Mammon category archive
Robert Reich explains “The Trump Doctrine.”
Hint: It’s all about the Benjamins.
The Florida legislature works on new plans to convert the public good to private
One of my local convenience stores features, GSTV, a vile and loathsome creation that yabbers commercials at you while you fill your gas tank. (Why they think that making persons angry is a productive sales technique mystifies me.)
At the Milwaukee Journal-Sentinel, Glenn Harlan Reynolds offers his take on the soundwall of advertising that is consuming our attention. An excerpt:
He’s not talking about TV commercials, which pay for the show that you’re watching. He’s talking about ads that seize your attention while giving you nothing in return. He has a special dislike of gas station TV, in which saccharine fake newscasts appear on the pump while you fill your car, tethered by a short length of hose. But that’s not all, Wu writes: “In that genre are things like the new, targeted advertising screens found in hospital waiting rooms (broadcasting things like The Newborn Channel for expecting parents); the airlines that play full-volume advertising from a screen right in front of your face; the advertising screens in office elevators; or that universally unloved invention known as ‘Taxi TV.’ These are just few examples in what is a growing category. Combined, they threaten to make us live life in a screen-lined cocoon.”
I was recently subjected to one of those target medical “channels” when I picked up a friend from a doctor’s office. Ugh.
I chose to wait outside and look at my own screen–and at the trees, the flowers, the sky, and the near-misses on the adjacent street.
The Guardian considers the ongoing (mis)management melodrama at Uber following the recent departure of the
flack PR specialist who was supposed to fix it. A snippet (emphasis added):
Whetstone’s exit is just the latest in a string of several senior departures from the embattled company in recent weeks which include Uber’s second in command Jeff Jones, who left the company over what he described as disagreements with leadership.
But Whetstone’s job was arguably the most challenging of them all: public relations and policy for one of the most scandal-hit companies in America.

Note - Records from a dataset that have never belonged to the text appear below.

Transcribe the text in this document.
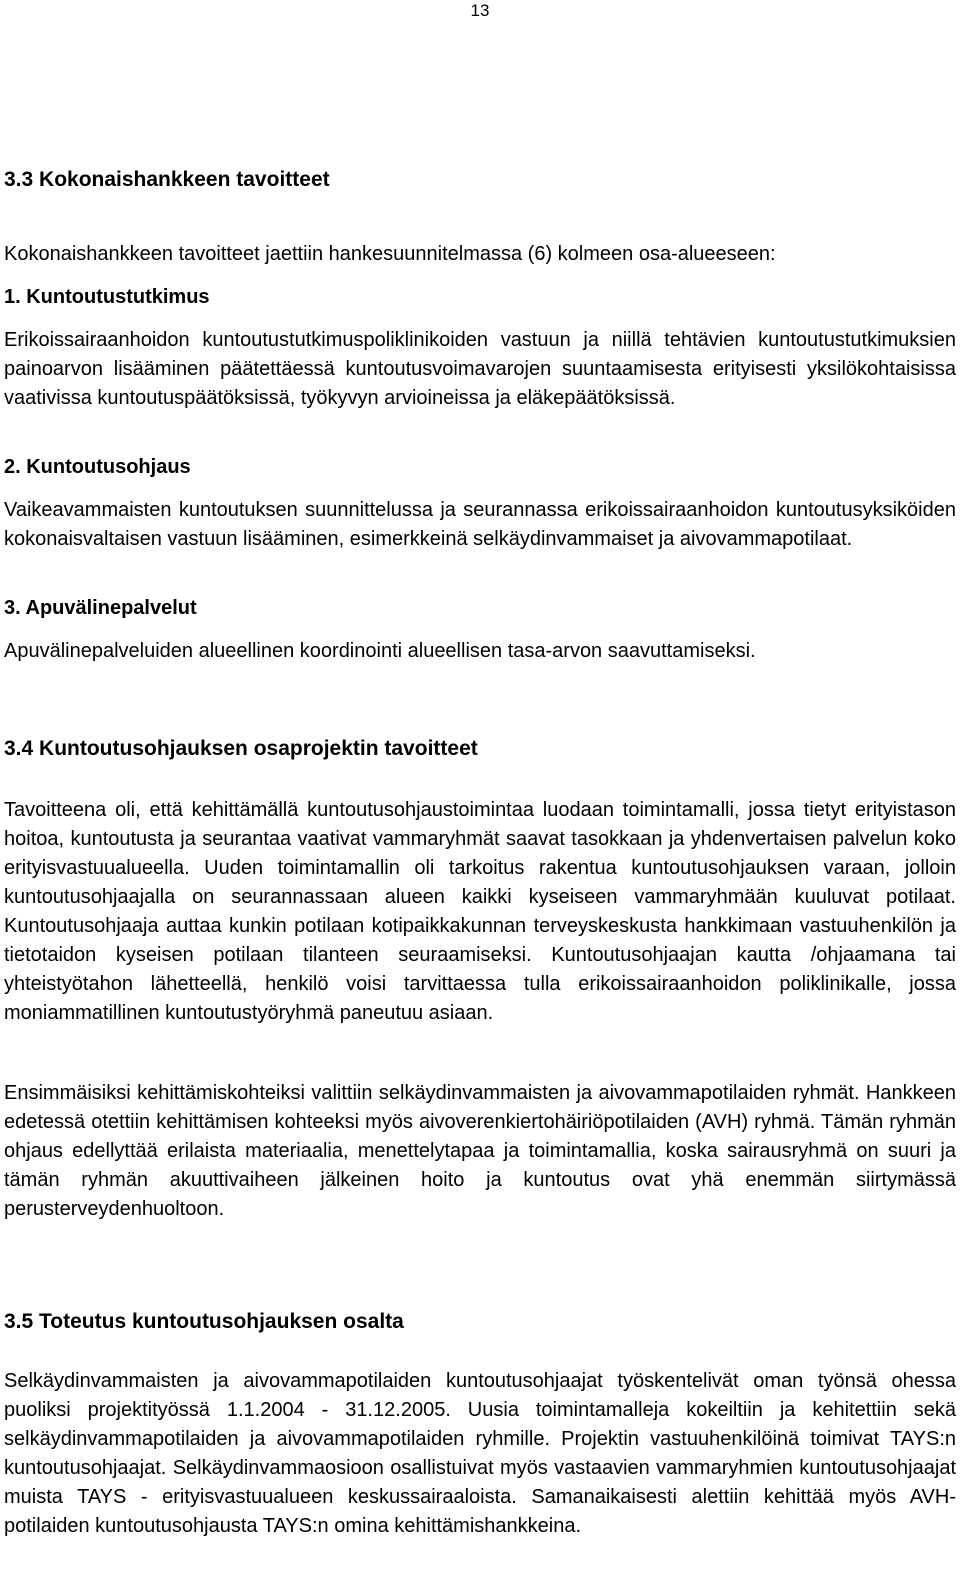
13
3.3 Kokonaishankkeen tavoitteet

Kokonaishankkeen tavoitteet jaettiin hankesuunnitelmassa (6) kolmeen osa-alueeseen:

1. Kuntoutustutkimus

Erikoissairaanhoidon kuntoutustutkimuspoliklinikoiden vastuun ja niillä tehtävien kuntoutustutkimuksien painoarvon lisääminen päätettäessä kuntoutusvoimavarojen suuntaamisesta erityisesti yksilökohtaisissa vaativissa kuntoutuspäätöksissä, työkyvyn arvioineissa ja eläkepäätöksissä.

2. Kuntoutusohjaus

Vaikeavammaisten kuntoutuksen suunnittelussa ja seurannassa erikoissairaanhoidon kuntoutusyksiköiden kokonaisvaltaisen vastuun lisääminen, esimerkkeinä selkäydinvammaiset ja aivovammapotilaat.

3. Apuvälinepalvelut

Apuvälinepalveluiden alueellinen koordinointi alueellisen tasa-arvon saavuttamiseksi.

3.4 Kuntoutusohjauksen osaprojektin tavoitteet

Tavoitteena oli, että kehittämällä kuntoutusohjaustoimintaa luodaan toimintamalli, jossa tietyt erityistason hoitoa, kuntoutusta ja seurantaa vaativat vammaryhmät saavat tasokkaan ja yhdenvertaisen palvelun koko erityisvastuualueella. Uuden toimintamallin oli tarkoitus rakentua kuntoutusohjauksen varaan, jolloin kuntoutusohjaajalla on seurannassaan alueen kaikki kyseiseen vammaryhmään kuuluvat potilaat. Kuntoutusohjaaja auttaa kunkin potilaan kotipaikkakunnan terveyskeskusta hankkimaan vastuuhenkilön ja tietotaidon kyseisen potilaan tilanteen seuraamiseksi. Kuntoutusohjaajan kautta /ohjaamana tai yhteistyötahon lähetteellä, henkilö voisi tarvittaessa tulla erikoissairaanhoidon poliklinikalle, jossa moniammatillinen kuntoutustyöryhmä paneutuu asiaan.

Ensimmäisiksi kehittämiskohteiksi valittiin selkäydinvammaisten ja aivovammapotilaiden ryhmät. Hankkeen edetessä otettiin kehittämisen kohteeksi myös aivoverenkiertohäiriöpotilaiden (AVH) ryhmä. Tämän ryhmän ohjaus edellyttää erilaista materiaalia, menettelytapaa ja toimintamallia, koska sairausryhmä on suuri ja tämän ryhmän akuuttivaiheen jälkeinen hoito ja kuntoutus ovat yhä enemmän siirtymässä perusterveydenhuoltoon.

3.5 Toteutus kuntoutusohjauksen osalta

Selkäydinvammaisten ja aivovammapotilaiden kuntoutusohjaajat työskentelivät oman työnsä ohessa puoliksi projektityössä 1.1.2004 - 31.12.2005. Uusia toimintamalleja kokeiltiin ja kehitettiin sekä selkäydinvammapotilaiden ja aivovammapotilaiden ryhmille. Projektin vastuuhenkilöinä toimivat TAYS:n kuntoutusohjaajat. Selkäydinvammaosioon osallistuivat myös vastaavien vammaryhmien kuntoutusohjaajat muista TAYS - erityisvastuualueen keskussairaaloista. Samanaikaisesti alettiin kehittää myös AVH-potilaiden kuntoutusohjausta TAYS:n omina kehittämishankkeina.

“I think basically you have a Donald Trump-like situation at Uber,” said crisis management specialist Jonathan Bernstein. “It doesn’t matter what his communicators say, ultimately it’s about what Travis Kalanick says. It’s like the problem Sean Spicer has – no matter how much he tries to spin, his boss is going to say something on Twitter he doesn’t know about and he ends up looking like an idiot.”
Pap and his guest discuss how Big Pharma designs diseases in order to deal drugs.
If you watch American television in the early evening, you can see scores of commercials that illustrate this, as aging actors perform numerous outdoor activities in front of the green screen.
News of the vapid:
The Navy is banning electronic cigarettes and vaporizers from its aircraft, ships and submarines after receiving multiple reports of the devices’ batteries exploding, catching fire and injuring sailors, it announced Friday.
The malfunctioning devices have forced at least one aircraft to land, started fires on ships and left sailors with second-degree burns . The injuries have occurred when the devices were being used, charged or replaced, or when they came into inadvertent contact with metal objects, according to the Navy.
The story goes on to point out that the “Vaping” business association, which is not called “Nicotine Addiction Pays Big Bucks,” is protesting.
Thom discusses the larger issues highlighted by United Airlines decision to beat the bejesus out of one of its customers and persuasively links them to Reaganomics.
This is . . . police violence as a dimension of a business plan.
Thom points out that the “rule” United Airlines cited to justify beating the bejesus out of one of their customers does not exist. “Deny boarding” is not the same thing as “removal from the plane.”
Meanwhile, Michael Hiltzik dissects United’s excuses. Here’s a bit from his piece:
United CEO Oscar Munoz then made things worse with a statement of Orwellian doublespeak. “This is an upsetting event to all of us here at United,” he said. “I apologize for having to re-accommodate these customers,” whatever that means.
But Munoz, whose version of the episode appears to come from the playbook of how to dig oneself into an ever deeper hole, also undermined the argument that the flight was overbooked. He related that “after the flight was fully boarded,” gate agents “were approached by crewmembers that were told they needed to board the flight.” The implication is that the crew members heading to Louisville were late in arriving, that every passenger held a paid ticket and had been properly boarded, and that only belatedly did United decide to pull passengers off the plane to make room for the crew.
Video via SeattlePI.
Lee Camp tees off on that recent Pepsi ad. (Warning: Language, and lots of it.)
At Psychology Today Blogs, Pamela D. Rutledge has a less profane take. A snippet:
For Pepsi, however, this has been a significant fail. Rather than pushing the edge of pop culture to show themselves youthful and “with it,” they have potentially alienated a younger generation known for having high levels of social concern.